Im Missbrauchsprozess droht einem 23-jährigen Mann aus Castrop-Rauxel eine lange Gefängnisstrafe. Die Richter wollen ihre Entscheidung am 9. Dezember verkünden. Der Angeklagte räumte im Prozess ein, einen elfjährigen Jungen in einem Wald missbraucht zu haben. Zudem gab es Kontakt zu weiteren Jungen.
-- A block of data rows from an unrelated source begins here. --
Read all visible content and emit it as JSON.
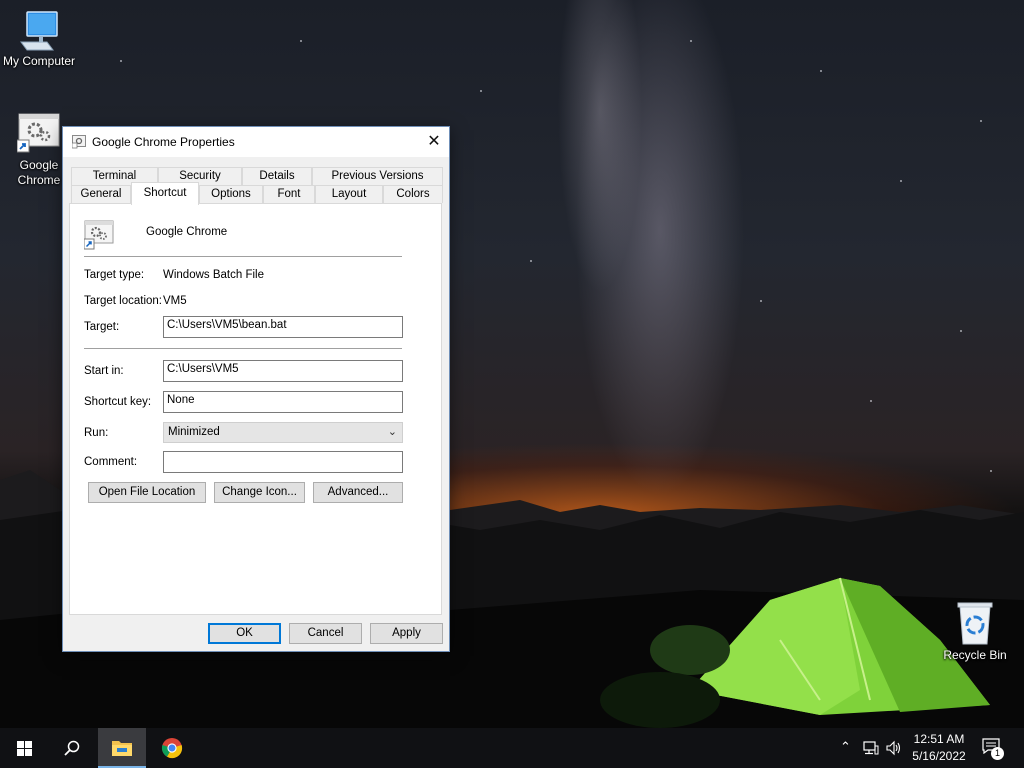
{
  "desktop": {
    "icons": [
      {
        "label": "My Computer"
      },
      {
        "label": "Google\nChrome"
      },
      {
        "label": "Recycle Bin"
      }
    ]
  },
  "dialog": {
    "title": "Google Chrome Properties",
    "close_glyph": "✕",
    "tabs_row1": [
      "Terminal",
      "Security",
      "Details",
      "Previous Versions"
    ],
    "tabs_row2": [
      "General",
      "Shortcut",
      "Options",
      "Font",
      "Layout",
      "Colors"
    ],
    "active_tab": "Shortcut",
    "shortcut_name": "Google Chrome",
    "target_type_label": "Target type:",
    "target_type_value": "Windows Batch File",
    "target_location_label": "Target location:",
    "target_location_value": "VM5",
    "target_label": "Target:",
    "target_value": "C:\\Users\\VM5\\bean.bat",
    "start_in_label": "Start in:",
    "start_in_value": "C:\\Users\\VM5",
    "shortcut_key_label": "Shortcut key:",
    "shortcut_key_value": "None",
    "run_label": "Run:",
    "run_value": "Minimized",
    "comment_label": "Comment:",
    "comment_value": "",
    "buttons": {
      "open_file_location": "Open File Location",
      "change_icon": "Change Icon...",
      "advanced": "Advanced...",
      "ok": "OK",
      "cancel": "Cancel",
      "apply": "Apply"
    }
  },
  "taskbar": {
    "icons": [
      "windows-start-icon",
      "search-icon",
      "file-explorer-icon",
      "chrome-icon"
    ],
    "tray_icons": [
      "chevron-up-icon",
      "network-icon",
      "volume-icon"
    ],
    "time": "12:51 AM",
    "date": "5/16/2022",
    "notification_count": "1"
  },
  "colors": {
    "accent": "#0078d7",
    "taskbar": "#101114",
    "dialog_bg": "#f0f0f0"
  }
}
Castrop-Rauxel/dortmund.. Im Missbrauchsprozess vor dem Dortmunder Landgericht droht einem 23-jährigen Mann aus Castrop-Rauxel eine lange Gefängnisstrafe. Staatsanwältin Heike Sudhaus-Coenen hat am Montag beantragt, den Angeklagten zu insgesamt drei Jahren und acht Monaten Haft zu verurteilen. Die Entscheidung der Richter soll am 9. Dezember verkündet werden.

Der Angeklagte hat im Prozess eingeräumt, einen elfjährigen Jungen in einem Wald sexuell missbraucht zu haben. Danach habe es außerdem Kontakte zu zwei 16-jährigen Jugendlichen gegeben. Mindestens einen von diesen soll der Angeklagte für die sexuellen Handlungen sogar bezahlt haben.

Angeklagter hat Problem wohl "noch nicht begriffen"

Das Geständnis rechnet die Staatsanwältin dem Angeklagten hoch an. Heike Sudhaus-Coenen sagte aber auch: "Er hat offenbar immer noch nicht begriffen, was für ein schwerwiegendes Problem er hat." In der Verhandlung hatte der 23-Jährige nämlich immer wieder abgestritten, dass er sich zu kleinen Jungen hingezogen fühlt. Richter Ulf Pennig sagte dazu am Montag allerdings klipp und klar: "Sie müssen sich das eingestehen. Sie stehen auf männliche kleine Kinder. Punkt."